Scott and Meg are friends through work, and they decide one night to head out to South Norwalk to check out a dance club they’ve heard about called Ego. This is what they’ve heard about it: It’s cool – the décor’s all white. They pay the $5 cover and walk in, and sure enough, it’s all white: It’s true of the couches. It’s true of the brick walls. And it’s true of the crowd (bouncers excepted). Straining to overhear conversations, you mostly hear people saying one thing: “It’s cool – it’s all white!”
When the two of them show up, the D.J. is playing Joan Jett. The clusters of women writhing around in twos and threes and fours (lesbian chic is apparently still chic in South Norwalk) are all singing along, pointing their fingers in the air in rhythm with the words (“I love rock and roll …”). From there, the lineup segues from Bananarama’s “Cruel Summer” to a string of Madonna hits (“What is this, the soundtrack from Fast Times at Ridgemont High?” Scott mutters). Finally, Meg approaches the D.J. and asks if he’ll play a little hip-hop. “No,” he says. She dances with Scott for a little while until they both get fed up: Meg gets hip-checked off her feet and onto the couches; Scott complains some guy was bumping up against his butt (“He’s clearly more secure in his sexuality than I am”).

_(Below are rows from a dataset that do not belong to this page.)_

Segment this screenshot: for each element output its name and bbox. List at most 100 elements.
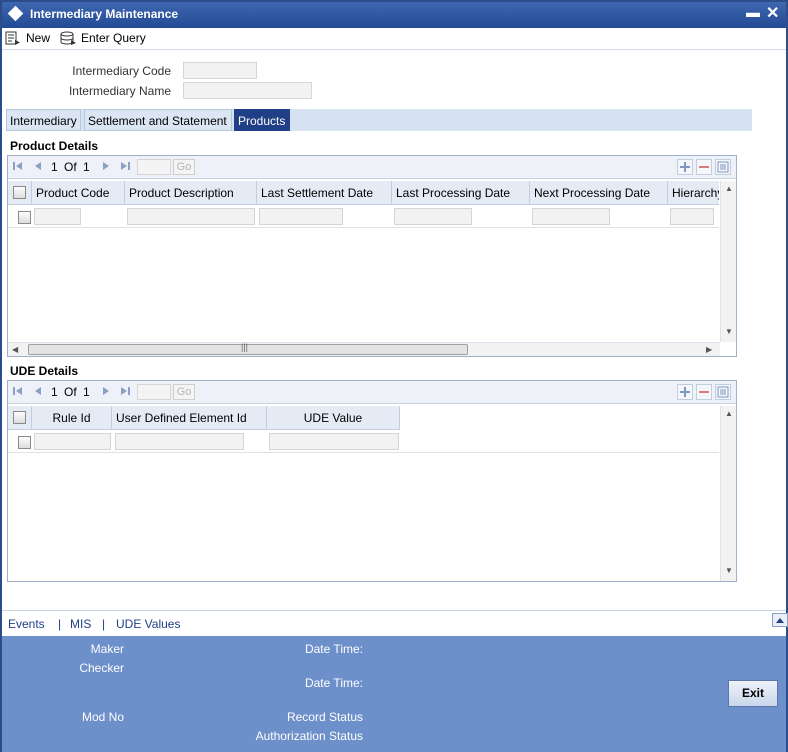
checker-date-time-label: Date Time: (304, 676, 363, 690)
col-last-settlement-date[interactable]: Last Settlement Date (257, 181, 392, 205)
select-all-checkbox[interactable] (13, 186, 26, 199)
col-product-code[interactable]: Product Code (32, 181, 125, 205)
row-checkbox[interactable] (18, 211, 31, 224)
close-icon[interactable]: ✕ (766, 3, 779, 23)
list-view-icon (717, 161, 729, 173)
scroll-down-icon[interactable]: ▼ (725, 566, 733, 575)
collapse-button[interactable] (772, 613, 788, 627)
list-view-icon (717, 386, 729, 398)
scroll-down-icon[interactable]: ▼ (725, 327, 733, 336)
of-label: Of (64, 160, 77, 174)
go-button[interactable]: Go (173, 159, 195, 175)
intermediary-name-label: Intermediary Name (68, 84, 171, 98)
link-separator: | (58, 617, 62, 631)
grip-icon: ||| (241, 342, 249, 352)
next-page-icon[interactable] (100, 385, 112, 397)
scroll-left-icon[interactable]: ◀ (12, 345, 18, 354)
link-separator: | (102, 617, 106, 631)
product-code-cell[interactable] (34, 208, 81, 225)
last-settlement-date-cell[interactable] (259, 208, 343, 225)
exit-button[interactable]: Exit (728, 680, 778, 707)
new-button[interactable]: New (5, 29, 53, 49)
single-view-button[interactable] (715, 159, 731, 175)
col-rule-id[interactable]: Rule Id (32, 406, 112, 430)
scroll-right-icon[interactable]: ▶ (706, 345, 712, 354)
footer-links-bar: Events | MIS | UDE Values (2, 610, 788, 636)
add-row-button[interactable] (677, 384, 693, 400)
col-product-description[interactable]: Product Description (125, 181, 257, 205)
delete-row-button[interactable] (696, 384, 712, 400)
product-vertical-scrollbar[interactable]: ▲ ▼ (720, 181, 736, 342)
col-last-processing-date[interactable]: Last Processing Date (392, 181, 530, 205)
window: Intermediary Maintenance ▬ ✕ New Enter Q… (0, 0, 788, 752)
select-all-cell (8, 406, 32, 430)
last-page-icon[interactable] (119, 385, 131, 397)
product-horizontal-scrollbar[interactable]: ◀ ||| ▶ (8, 342, 720, 356)
previous-page-icon[interactable] (32, 385, 44, 397)
next-page-icon[interactable] (100, 160, 112, 172)
scroll-up-icon[interactable]: ▲ (725, 184, 733, 193)
intermediary-code-field[interactable] (183, 62, 257, 79)
ude-grid-header: Rule Id User Defined Element Id UDE Valu… (8, 406, 400, 430)
single-view-button[interactable] (715, 384, 731, 400)
ude-values-link[interactable]: UDE Values (116, 617, 180, 631)
mis-link[interactable]: MIS (70, 617, 91, 631)
delete-row-button[interactable] (696, 159, 712, 175)
row-checkbox[interactable] (18, 436, 31, 449)
ude-details-grid: 1 Of 1 Go Rule Id User Defined Element I… (7, 380, 737, 582)
table-row (8, 205, 719, 228)
col-next-processing-date[interactable]: Next Processing Date (530, 181, 668, 205)
of-label: Of (64, 385, 77, 399)
col-hierarchy[interactable]: Hierarchy (668, 181, 719, 205)
product-description-cell[interactable] (127, 208, 255, 225)
go-button[interactable]: Go (173, 384, 195, 400)
scroll-up-icon[interactable]: ▲ (725, 409, 733, 418)
events-link[interactable]: Events (8, 617, 45, 631)
horizontal-scroll-thumb[interactable]: ||| (28, 342, 468, 355)
title-bar: Intermediary Maintenance ▬ ✕ (2, 2, 786, 28)
hierarchy-cell[interactable] (670, 208, 714, 225)
user-defined-element-id-cell[interactable] (115, 433, 244, 450)
new-button-label: New (26, 31, 51, 45)
product-details-grid: 1 Of 1 Go Product Code Product Descripti… (7, 155, 737, 357)
first-page-icon[interactable] (12, 385, 24, 397)
product-details-title: Product Details (10, 139, 99, 153)
plus-icon (680, 162, 690, 172)
toolbar: New Enter Query (2, 28, 786, 50)
tab-strip: Intermediary Settlement and Statement Pr… (6, 109, 752, 131)
product-pager: 1 Of 1 Go (8, 156, 736, 179)
add-row-button[interactable] (677, 159, 693, 175)
last-processing-date-cell[interactable] (394, 208, 472, 225)
window-title: Intermediary Maintenance (30, 7, 179, 21)
last-page-icon[interactable] (119, 160, 131, 172)
page-number-input[interactable] (137, 159, 171, 175)
next-processing-date-cell[interactable] (532, 208, 610, 225)
maker-label: Maker (90, 642, 124, 656)
minus-icon (699, 166, 709, 168)
minimize-icon[interactable]: ▬ (746, 4, 760, 20)
record-status-label: Record Status (286, 710, 363, 724)
query-icon (60, 31, 76, 45)
ude-vertical-scrollbar[interactable]: ▲ ▼ (720, 406, 736, 581)
minus-icon (699, 391, 709, 393)
tab-intermediary[interactable]: Intermediary (6, 109, 81, 131)
authorization-status-label: Authorization Status (255, 729, 363, 743)
enter-query-button[interactable]: Enter Query (60, 29, 150, 49)
col-user-defined-element-id[interactable]: User Defined Element Id (112, 406, 267, 430)
ude-value-cell[interactable] (269, 433, 399, 450)
col-ude-value[interactable]: UDE Value (267, 406, 400, 430)
previous-page-icon[interactable] (32, 160, 44, 172)
collapse-up-icon (776, 618, 784, 623)
tab-products[interactable]: Products (234, 109, 290, 131)
page-number-input[interactable] (137, 384, 171, 400)
new-document-icon (5, 31, 20, 45)
select-all-cell (8, 181, 32, 205)
first-page-icon[interactable] (12, 160, 24, 172)
product-grid-header: Product Code Product Description Last Se… (8, 181, 719, 205)
rule-id-cell[interactable] (34, 433, 111, 450)
select-all-checkbox[interactable] (13, 411, 26, 424)
enter-query-label: Enter Query (81, 31, 146, 45)
total-pages: 1 (83, 385, 90, 399)
tab-settlement-and-statement[interactable]: Settlement and Statement (84, 109, 232, 131)
intermediary-name-field[interactable] (183, 82, 312, 99)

The evening’s pretty much a bust, although Meg met one prospect a few hours back. He’d grabbed her as she walked by and said, “Are you single?” When she said yes, he kept his arm around her waist and started talking to her, looking like he’d fallen madly in love. He was too forward, she said, but not bad-looking (in a turtleneck sweater, of course), 31, and outdoorsy, one of the reliable characteristics of the suburban guy. He wanted to take her ice skating. He was funny, a mechanical engineer. “Are you always this aggressive?” she asked. “Hey, when I see something I like, I go for it,” he answered, all slick confidence. There was only one problem, which she gleaned about ten minutes into the conversation: His problem housemate. “It’s just temporary,” he swore up and down.
Meg sighs, then confesses. She gave him her number anyway.